COMMON TYPES OF SECOND MORTGAGES
Equity is a great plus when it comes to owning a home. Not only does this amount build up over time, but you can make the decision to take it out and use it for something needed. When it comes to borrowing against your home via the equity, there are two main types:
-Home Equity Loans: This method will pull the equity from your home as a one-time lump sum and you pay it back monthly with interest just like your regular mortgage. The amount of time given to pay it back ranges from 5-30 years.
-Home Equity Line of Credit (HELOC): Instead of a lump sum, the lender will approve you for a line of credit and give you a limit much like a credit card, except with lower interest rates. It is typically divided into two phases, the draw period and repayment period. The amount of time for each depends on what the set agreement is between you and the lender.

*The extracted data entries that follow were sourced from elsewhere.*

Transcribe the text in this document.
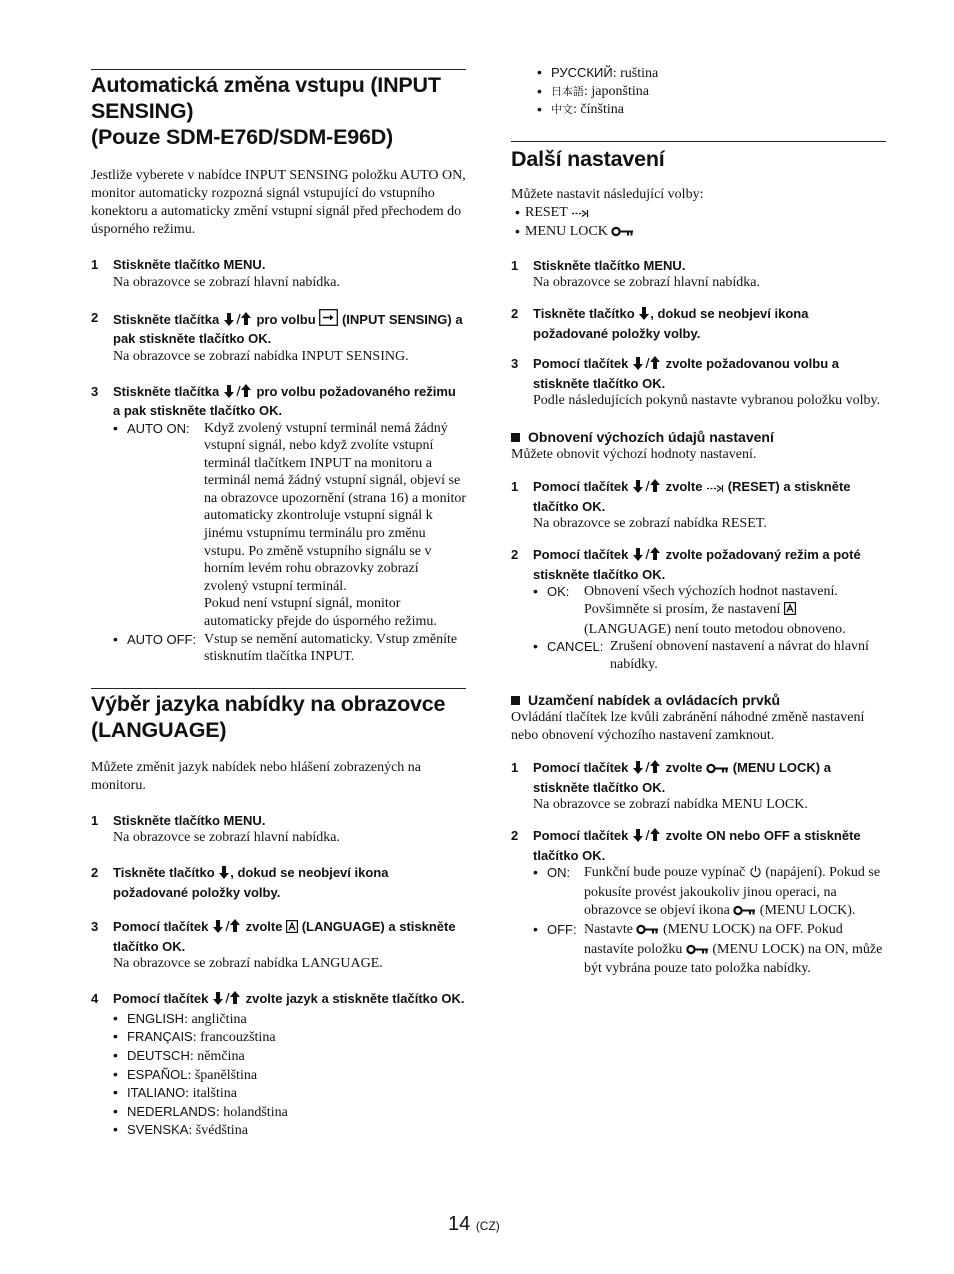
Automatická změna vstupu (INPUT
SENSING)
(Pouze SDM-E76D/SDM-E96D)

Jestliže vyberete v nabídce INPUT SENSING položku AUTO ON, monitor automaticky rozpozná signál vstupující do vstupního konektoru a automaticky změní vstupní signál před přechodem do úsporného režimu.

1 Stiskněte tlačítko MENU.
Na obrazovce se zobrazí hlavní nabídka.
2 Stiskněte tlačítka	pro volbu (INPUT SENSING) a pak stiskněte tlačítko OK.
Na obrazovce se zobrazí nabídka INPUT SENSING.
3 Stiskněte tlačítka	pro volbu požadovaného režimu a pak stiskněte tlačítko OK.
• AUTO ON:	Když zvolený vstupní terminál nemá žádný vstupní signál, nebo když zvolíte vstupní terminál tlačítkem INPUT na monitoru a terminál nemá žádný vstupní signál, objeví se na obrazovce upozornění (strana 16) a monitor automaticky zkontroluje vstupní signál k jinému vstupnímu terminálu pro změnu vstupu. Po změně vstupního signálu se v horním levém rohu obrazovky zobrazí zvolený vstupní terminál.
Pokud není vstupní signál, monitor automaticky přejde do úsporného režimu.
• AUTO OFF: Vstup se nemění automaticky. Vstup změníte stisknutím tlačítka INPUT.
Výběr jazyka nabídky na obrazovce
(LANGUAGE)

Můžete změnit jazyk nabídek nebo hlášení zobrazených na monitoru.

1 Stiskněte tlačítko MENU.
Na obrazovce se zobrazí hlavní nabídka.
2 Tiskněte tlačítko , dokud se neobjeví ikona požadované položky volby.
3 Pomocí tlačítek	zvolte (LANGUAGE) a stiskněte tlačítko OK.
Na obrazovce se zobrazí nabídka LANGUAGE.
4 Pomocí tlačítek	zvolte jazyk a stiskněte tlačítko OK.
• ENGLISH: angličtina
• FRANÇAIS: francouzština
• DEUTSCH: němčina
• ESPAÑOL: španělština
• ITALIANO: italština
• NEDERLANDS: holandština
• SVENSKA: švédština
• РУССКИЙ: ruština
• 日本語: japonština
• 中文: čínština
Další nastavení

Můžete nastavit následující volby:

• RESET
• MENU LOCK
1 Stiskněte tlačítko MENU.
Na obrazovce se zobrazí hlavní nabídka.
2 Tiskněte tlačítko , dokud se neobjeví ikona požadované položky volby.
3 Pomocí tlačítek	zvolte požadovanou volbu a stiskněte tlačítko OK.
Podle následujících pokynů nastavte vybranou položku volby.
Obnovení výchozích údajů nastavení

Můžete obnovit výchozí hodnoty nastavení.

1 Pomocí tlačítek	zvolte (RESET) a stiskněte tlačítko OK.
Na obrazovce se zobrazí nabídka RESET.
2 Pomocí tlačítek	zvolte požadovaný režim a poté stiskněte tlačítko OK.
• OK:	Obnovení všech výchozích hodnot nastavení. Povšimněte si prosím, že nastavení  (LANGUAGE) není touto metodou obnoveno.
• CANCEL: Zrušení obnovení nastavení a návrat do hlavní nabídky.
Uzamčení nabídek a ovládacích prvků

Ovládání tlačítek lze kvůli zabránění náhodné změně nastavení nebo obnovení výchozího nastavení zamknout.

1 Pomocí tlačítek	zvolte (MENU LOCK) a stiskněte tlačítko OK.
Na obrazovce se zobrazí nabídka MENU LOCK.
2 Pomocí tlačítek	zvolte ON nebo OFF a stiskněte tlačítko OK.
• ON: Funkční bude pouze vypínač (napájení). Pokud se pokusíte provést jakoukoliv jinou operaci, na obrazovce se objeví ikona (MENU LOCK).
• OFF: Nastavte (MENU LOCK) na OFF. Pokud nastavíte položku (MENU LOCK) na ON, může být vybrána pouze tato položka nabídky.
14 (CZ)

RUN SOME NUMBERS – IS IT THE RIGHT TIME?
Regardless of how you look at it, a second mortgage is collateral on your house. It has its benefits, but it also has its drawbacks. When selling your home, you have to factor in everything and decide if your profit will outweigh everything else and if it’s enough for your next home. For example, let’s say that your home appraises for $150,000, your first mortgage has $70,000 left and your second mortgage has $30,000 left. This means you would see a net profit of $50,000. If this is enough for you to take the next step in life, go for it, but if you need to get $60,000 from the sale, it may not be the best time to sell.
Make sure when calculating that you look at the “payoff amount” for the loans rather than the current balance. This will give you more accurate numbers. Enlist the help of a real estate agent to help you make this decision, and help you make an accurate calculation. They can give you great insight and make it less overwhelming.
CHECK INTO ANY PREPAYMENT PENALTIES WITH YOUR LENDER
A prepayment penalty is a fee charged to you when you pay back part or all of the loan early. Majority of mortgages don’t have this, but they do exist, so double check if your loan includes this, and then factor that amount into your calculations for your net profit..
PAY OFF BOTH MORTGAGES AT THE TIME OF THE SALE
To make the process go faster, also provide documentation of your second mortgage up front to your real estate agent or title company. Theoretically, the sale of your home should pay off both mortgages, and you get the balance left over. That second mortgage will of course, eat away at the profit, but however, as long as it pays it off, you are in the clear. Let’s say you’re in a situation that you’re unable to pay back the second mortgage at the close of the home sale. There are options available.
REVIEW OPTIONS IF YOU CAN’T PAY BACK THE SECOND MORTGAGE DEBT
In this case, find a way to cover the cost another way, whether that’s through investments, savings, etc, or you can do a short sale. During a short sale, you provide documentation to the lender that you’re unable to pay and they agree to allow you to pay less than what you owe. This route is not ideal because it takes a hit to your credit.
So there you have it. Selling your home with a second mortgage isn’t impossible, and with the right agent, it can go smoothly!